Only whiteness has the role of awakening what is forgotten.
Everything that appears I recognize and without words I name.
By putting colour onto whiteness. Silently offering an unintrusive
existence.
Whiteness disappears through coming into being of a world that
others might name otherwise.
My signs and symbols in one moment are no longer only mine.
Their existence will depend on others. The moment of their separation
from me gives rise to joy in me.
In my eyes,
there is no place for desire, because desire conceals the essence.
That's what my eyes know.
Knowing that they know not.
All of my
states are states of need.
All of my actions are actions caused by need.
Only the essence has no need to exist.
Is hope
the same as desire?
Can hope be my overcoming, a step towards desire?
Wherefrom a hope in me?
I cannot
say I didn't hope. I did. I still do.
I was hoping
for convalescence even when I didn't know what convalescence
was.
I was hoping
for every new morning.
For every new day.
For every night, where darkness is like a huge mirror in which
my mind was reflected, realizing that in hope the beginning
and the end are one and the same.
Depending on the point of view.
I was hoping
for friends, and if from time to time I've made some new friends
and some old I've lost, I have noticed how indifference descends
on my shoulders like dust that is hard to remove.
Hope is
an invisible ember that smolders within us, not accelerating
our heartbeats, for accelerated heartbeats create a flame that
carries a desire on its flares.
Desire is
a light of senses.
Hope is an ascent after the fall.
Painting
is a need created by man.
The only thing I knew about painting from the very beginning
of my engagement with it was that it was going to be a long
road.
This length implies everything.
And nothing.
The only thing important is a journey.
Successful or unsuccessful outcomes of the work are only stations
along this way.
Sorrow and joy enter and exit through the same door, bringing
with themselves their markings, like seasons of the year.
Art is a
synonym for the word painting.
The painter became an artist.
It is like some aristocratic appellation for painters, behind
which the entire ordinariness of this craftsmanship is hidden.
The word art is a burden on the painter's fingertips.
It is a mist in which the voracity and vulgarity of ambition
are safely disguised into a pleasant appearance.
With a lot
of effort, the art of painting withstands all challenges of
new media.
Today, it is on its deathbed.
The painting, which lives through the so-called state of 'sickness
unto death' (with skillful make-up done by critics, museum curators
and gallery owners) is declared healthy by the galleries and
museums themselves, or at least there is an attempt to do so.

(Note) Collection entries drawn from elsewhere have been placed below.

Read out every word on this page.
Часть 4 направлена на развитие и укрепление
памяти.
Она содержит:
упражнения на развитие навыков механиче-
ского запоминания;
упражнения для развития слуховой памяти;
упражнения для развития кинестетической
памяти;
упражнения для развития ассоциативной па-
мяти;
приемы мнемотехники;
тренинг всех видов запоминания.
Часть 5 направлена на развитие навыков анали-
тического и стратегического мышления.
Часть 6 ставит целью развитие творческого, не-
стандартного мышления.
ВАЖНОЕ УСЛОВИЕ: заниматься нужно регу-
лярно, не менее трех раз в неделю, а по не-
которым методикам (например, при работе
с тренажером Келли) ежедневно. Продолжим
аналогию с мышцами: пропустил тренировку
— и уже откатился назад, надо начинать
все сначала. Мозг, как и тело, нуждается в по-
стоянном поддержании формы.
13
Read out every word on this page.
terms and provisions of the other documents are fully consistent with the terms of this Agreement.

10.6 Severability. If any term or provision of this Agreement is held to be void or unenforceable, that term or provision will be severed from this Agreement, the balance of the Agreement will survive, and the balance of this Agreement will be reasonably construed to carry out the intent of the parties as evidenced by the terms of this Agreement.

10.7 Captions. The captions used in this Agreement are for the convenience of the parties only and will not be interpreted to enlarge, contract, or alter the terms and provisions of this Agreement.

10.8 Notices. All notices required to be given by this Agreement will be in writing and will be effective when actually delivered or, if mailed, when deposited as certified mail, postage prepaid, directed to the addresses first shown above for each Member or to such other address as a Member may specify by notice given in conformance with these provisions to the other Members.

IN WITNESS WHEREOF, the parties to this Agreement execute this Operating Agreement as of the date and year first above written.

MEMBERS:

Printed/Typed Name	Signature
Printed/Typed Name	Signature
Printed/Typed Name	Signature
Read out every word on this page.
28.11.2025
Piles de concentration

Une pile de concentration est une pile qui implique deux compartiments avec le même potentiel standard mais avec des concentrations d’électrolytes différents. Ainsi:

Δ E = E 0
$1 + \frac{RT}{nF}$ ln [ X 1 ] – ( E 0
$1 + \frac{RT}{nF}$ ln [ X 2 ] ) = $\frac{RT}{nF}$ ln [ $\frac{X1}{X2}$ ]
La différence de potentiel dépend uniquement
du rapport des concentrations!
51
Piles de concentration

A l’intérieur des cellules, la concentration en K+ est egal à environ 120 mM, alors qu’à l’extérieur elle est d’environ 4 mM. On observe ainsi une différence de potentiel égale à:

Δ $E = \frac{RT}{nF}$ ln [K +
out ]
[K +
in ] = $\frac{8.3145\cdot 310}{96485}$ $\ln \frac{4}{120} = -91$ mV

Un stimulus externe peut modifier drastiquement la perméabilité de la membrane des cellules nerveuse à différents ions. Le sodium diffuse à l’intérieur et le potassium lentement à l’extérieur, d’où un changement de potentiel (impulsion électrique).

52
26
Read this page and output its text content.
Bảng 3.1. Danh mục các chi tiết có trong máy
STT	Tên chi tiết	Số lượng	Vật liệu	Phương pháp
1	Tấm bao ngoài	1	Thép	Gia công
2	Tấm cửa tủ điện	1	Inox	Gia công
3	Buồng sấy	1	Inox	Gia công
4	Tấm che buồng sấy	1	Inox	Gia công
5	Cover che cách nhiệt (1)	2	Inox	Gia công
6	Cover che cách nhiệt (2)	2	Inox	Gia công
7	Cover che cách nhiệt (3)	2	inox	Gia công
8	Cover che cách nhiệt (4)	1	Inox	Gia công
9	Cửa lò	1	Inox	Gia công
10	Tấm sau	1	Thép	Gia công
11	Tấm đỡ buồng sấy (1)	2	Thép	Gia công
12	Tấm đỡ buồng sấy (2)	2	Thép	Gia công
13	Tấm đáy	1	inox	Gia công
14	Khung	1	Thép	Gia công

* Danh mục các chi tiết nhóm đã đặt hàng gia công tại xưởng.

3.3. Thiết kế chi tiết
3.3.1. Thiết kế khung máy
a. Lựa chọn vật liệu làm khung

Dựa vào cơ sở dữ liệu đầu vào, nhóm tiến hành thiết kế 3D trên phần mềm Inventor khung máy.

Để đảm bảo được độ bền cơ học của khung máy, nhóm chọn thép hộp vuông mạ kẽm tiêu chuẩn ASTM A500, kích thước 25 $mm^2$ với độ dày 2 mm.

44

Old craftsmanship breathes its last breath. This skill has survived
only at some training courses for amateurs, where one becomes
a hastily trained painter, for in more serious art schools new
media are more attractive for students.
After the
course, those enrolled in it secretly dream about Van Gogh in
the shape of the rainbow.
Traditional
art of painting is transformed into an imitation.
The idea became a content of the painting.
The technique of conducting these ideas is not of importance.
It can be taken up from anyone.
If we devaluate the process of carrying out the idea it resembles
the Saturn who devours his children.
Postmodernism
is a euphemistic notion of the powerlessness of painting and
art in general.
Expressionistic expression without emotion is a formula of postmodernism.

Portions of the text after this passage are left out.